Schiller describes another tragic element in his story of the Thirty Years' War : “In the process of setting up an unprecedented example of ingratitude against the creator of his fortune ( Ferdinand II ), he (Wallenstein) built his entire welfare on the gratitude that one grew it should prove. " Tragic irony then accumulates from the third act, where Wallenstein embraces the resolute even to murder Buttler and praise him for his loyalty. While he believes that even the stars could obey him, he himself is dependent on anonymous powers (especially the deep-rooted allegiance of his soldiers to the emperor) and political constellations.

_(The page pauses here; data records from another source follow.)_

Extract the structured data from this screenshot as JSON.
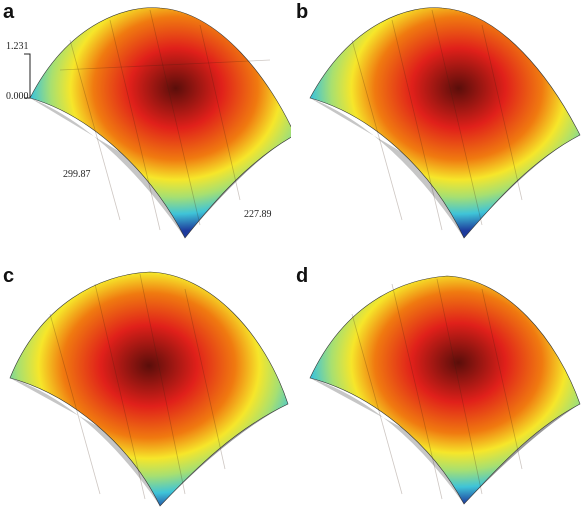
{
  "panels": [
    {
      "label": "a",
      "annotations": {
        "z_max": "1.231",
        "z_min": "0.000",
        "x_extent": "299.87",
        "y_extent": "227.89"
      }
    },
    {
      "label": "b"
    },
    {
      "label": "c"
    },
    {
      "label": "d"
    }
  ],
  "colors": {
    "peak_dark": "#5a0e0a",
    "high": "#e0201a",
    "mid_high": "#f07a10",
    "mid": "#f6e62a",
    "mid_low": "#a8e070",
    "low": "#3fc4d8",
    "lowest": "#1d3a9c",
    "base_gray": "#c6c6c6",
    "base_shadow": "#9a9a9a"
  }
}
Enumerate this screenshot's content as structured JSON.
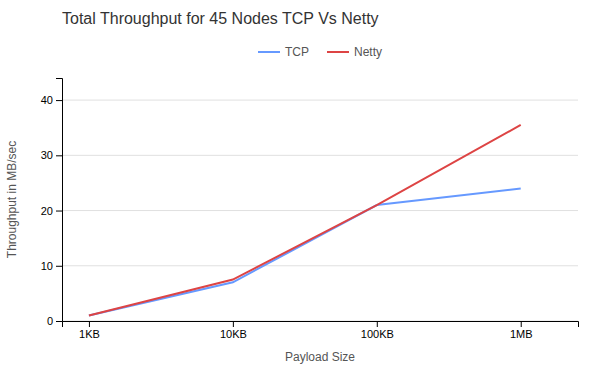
{
  "chart_data": {
    "type": "line",
    "title": "Total Throughput for 45 Nodes TCP Vs Netty",
    "xlabel": "Payload Size",
    "ylabel": "Throughput in MB/sec",
    "x": [
      1,
      10,
      100,
      1000
    ],
    "series": [
      {
        "name": "TCP",
        "color": "#6699ff",
        "values": [
          1.0,
          7.0,
          21.0,
          24.0
        ]
      },
      {
        "name": "Netty",
        "color": "#dd4444",
        "values": [
          1.0,
          7.5,
          21.0,
          35.5
        ]
      }
    ],
    "xlim": [
      0.65,
      2500
    ],
    "xticks": [
      {
        "value": 1,
        "label": "1KB"
      },
      {
        "value": 10,
        "label": "10KB"
      },
      {
        "value": 100,
        "label": "100KB"
      },
      {
        "value": 1000,
        "label": "1MB"
      }
    ],
    "ylim": [
      0,
      44
    ],
    "yticks": [
      0,
      10,
      20,
      30,
      40
    ],
    "log": "x",
    "grid": true,
    "legend": "top"
  }
}
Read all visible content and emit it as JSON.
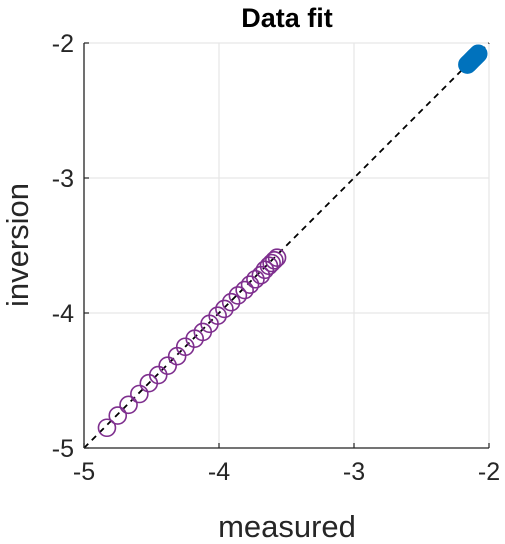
{
  "chart_data": {
    "type": "scatter",
    "title": "Data fit",
    "xlabel": "measured",
    "ylabel": "inversion",
    "xlim": [
      -5,
      -2
    ],
    "ylim": [
      -5,
      -2
    ],
    "xticks": [
      -5,
      -4,
      -3,
      -2
    ],
    "yticks": [
      -5,
      -4,
      -3,
      -2
    ],
    "xtick_labels": [
      "-5",
      "-4",
      "-3",
      "-2"
    ],
    "ytick_labels": [
      "-5",
      "-4",
      "-3",
      "-2"
    ],
    "grid": true,
    "reference_line": {
      "style": "dashed",
      "color": "#000000",
      "from": [
        -5,
        -5
      ],
      "to": [
        -2,
        -2
      ]
    },
    "series": [
      {
        "marker": "open-circle",
        "color": "#7e2f8e",
        "points": [
          [
            -4.83,
            -4.85
          ],
          [
            -4.75,
            -4.76
          ],
          [
            -4.67,
            -4.68
          ],
          [
            -4.59,
            -4.6
          ],
          [
            -4.52,
            -4.52
          ],
          [
            -4.45,
            -4.46
          ],
          [
            -4.38,
            -4.39
          ],
          [
            -4.31,
            -4.32
          ],
          [
            -4.25,
            -4.25
          ],
          [
            -4.18,
            -4.19
          ],
          [
            -4.12,
            -4.14
          ],
          [
            -4.07,
            -4.08
          ],
          [
            -4.01,
            -4.02
          ],
          [
            -3.96,
            -3.97
          ],
          [
            -3.91,
            -3.92
          ],
          [
            -3.86,
            -3.87
          ],
          [
            -3.81,
            -3.83
          ],
          [
            -3.77,
            -3.79
          ],
          [
            -3.73,
            -3.75
          ],
          [
            -3.69,
            -3.72
          ],
          [
            -3.66,
            -3.68
          ],
          [
            -3.63,
            -3.65
          ],
          [
            -3.61,
            -3.63
          ],
          [
            -3.59,
            -3.61
          ],
          [
            -3.57,
            -3.59
          ]
        ]
      },
      {
        "marker": "filled-circle",
        "color": "#0072bd",
        "points": [
          [
            -2.16,
            -2.16
          ],
          [
            -2.15,
            -2.15
          ],
          [
            -2.14,
            -2.14
          ],
          [
            -2.13,
            -2.13
          ],
          [
            -2.12,
            -2.12
          ],
          [
            -2.11,
            -2.11
          ],
          [
            -2.1,
            -2.1
          ],
          [
            -2.09,
            -2.09
          ],
          [
            -2.08,
            -2.08
          ]
        ]
      }
    ]
  }
}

According to Schiller's aesthetics, as explained in his treatise On the Aesthetic Education of Man , the experience of freedom in the aesthetic should make man ready for political freedom. The aesthetic, however, also has its own laws, whereby the aesthetic freedom becomes an end in itself and no longer serves only as a preliminary stage to liberation in the real world. Man is only fully human where he plays. The prologue to the Wallenstein trilogy also says: “Life is serious, art is serene” . But Wallenstein took politics and war like a game and believed that he could be free as a gambler; he wanted to experience aesthetic freedom in the real world, but where it cannot be found. He embodies a longing of people, especially of politicians, but had to fail because of the dependencies and entanglements of historical practice. Max Piccolomini cannot preserve the idealist's innocence and chooses death, while the realistic player Wallenstein finds his own because he has calculated wrongly.

Hegel criticized the fact that the trilogy does not end with a theodicy and thus the tragic creation of meaning fails to materialize, as he also bases his dialectic on, according to which a "deeper, hidden unity, a belonging together of the different" and thus a divine one emerges in the struggle of opposites Show order (or at least higher reasonableness). Heiner Müller wrote: “The course of the plot grinds the triumphal arch of theodicy, which the happier Shakespeare could still use as a component of his theater (...). Behind Wallenstein appears the shadow of Napoleon , the last protagonist of power in the leap from history to politics, who no longer has tragedy in his luggage, the start is the revolution . "

Individual evidence

  1. Michael Hofmann presents this interpretation in his (and Thomas Edelmann's) book Friedrich Schiller, Wallenstein: Interpretation , Oldenbourg-Interpretationen, Vol. 89 and in his epilogue to the Reclam edition.